Tuesday, 16 June 2020

Stupid Things I Remember about Growing Up (Part 11 - School trip to Combe Martin, the double bed, Dutch ovens and a nuclear waste vomit)

Combe Martin is a coastal village in North Devon and it provided the destination for our primary school's summer trips in 1979 and 1980.  The experience has ingrained itself on our collective memory, like seeing a Granny's bloomers on the bus, with that same mixture of comedy and horror.

The key source for the horror was the sleeping situation.  Four ten year old boys.  Three beds.  I know it sounds like a priest's midnight party, but fortunately our Catholic school had not invited any along to supervise.  It required a practical solution.  Three of us - me, John and Darren (still my best mates today, in spite of Combe Martin, or maybe because of it!) -  were joined by another John (there were 7 of them in the class).  The deal was that everyone had to have a spell with one other boy in the double bed and the other nights in a single; and that you kept your pyjamas on in the double (as if you wouldn't); and put pillows down the middle.  As for farting, well, there were no boundaries there and John was eager to perform a 'Dutch Oven' on anyone sharing the double with him.

Anyone sharing a double bed with a brutally malevolent farter like John discovered that it was almost as bad as sharing a seat on the coach with me.  My inclination towards vomiting on account of debilitating car (and coach) sickness in the 70s was as inevitable and as unavoidable as Ollie Reed being drunk on a TV chat show.  My stomach started to stir after about an hour, no matter where on the coach I'd sit or if I'd been sucking on enough of those boiled sweets that came in a round tin full of icing sugar to look like a hamster.  Given that we travelled from North London to Devon and back, and was on and off the coach for excursions every day of the week, my throat ended up with more hot bodily fluid flowing through it than a Port-a-loo at a spicy food festival.  I threw up on EVERY single journey.  I have to lay some of the blame on your average 1970s coach, with no air-con and rubbish suspension, but the packed lunches provided for us really didn't help.  SPAM, I worked out, is HAM which makes you SPEW, hence the portmanteau.  And that other invidious culinary invention, sandwich spread, just looks like pig sick, so naturally made you think of puking up as soon as you looked at it.  But I was my own worse enemy the time we had a day out to Exeter Cathedral (the other side of Devon from Combe Martin).  I washed a Mint Choc Chip Cornetto down with a can of lime-flavoured fizzy drink just before boarding the coach and the very moment I stepped off it back at the hotel, I unleashed a bright green torrent that looked like it would require a clean up from people in radiation suits.  You didn't want to ever tell a teacher when you were feeling sick, because they would give you a sick bag, which as we all know, was so-called not so much for what it was meant to catch, but more for what it already smelt like.  

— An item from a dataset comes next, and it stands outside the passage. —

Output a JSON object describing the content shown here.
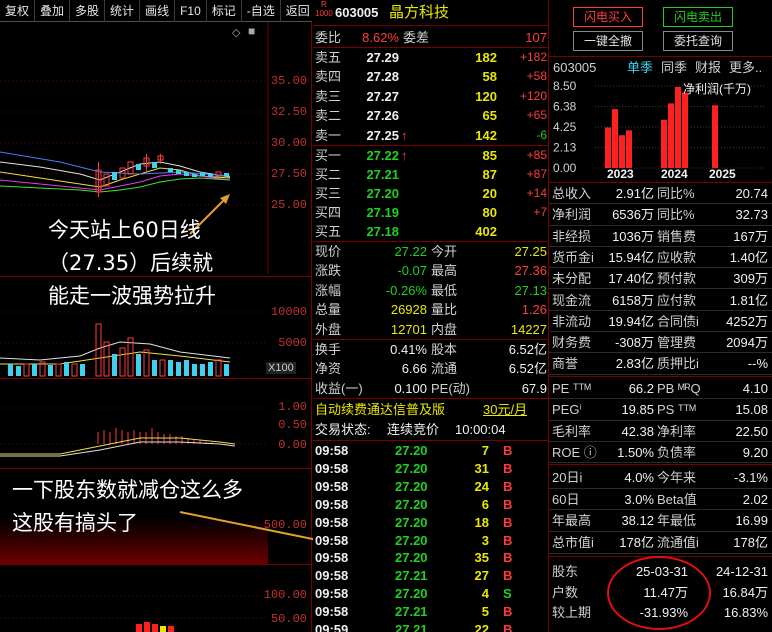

The final night of each trip was celebrated with a disco.  Some boys plucked up the courage to dance with the girls, which was always a strange sight, as at that age girls tend to be taller.  Were we among those brave, confident boys?  The four of us, who shared a double bed, with one of us a serial puker?  Of course not, we hid under the table the whole time.

The hotel we stayed at in Combe Martin has long gone, but the spirit of those trips SHALL live on, because my 50th birthday present from my wife was to book me, John and Darren into another hotel in Combe Martin for a nostalgic re-enactment.  And she booked the 3 of us into a room with just one single bed and one double.  Oh dear.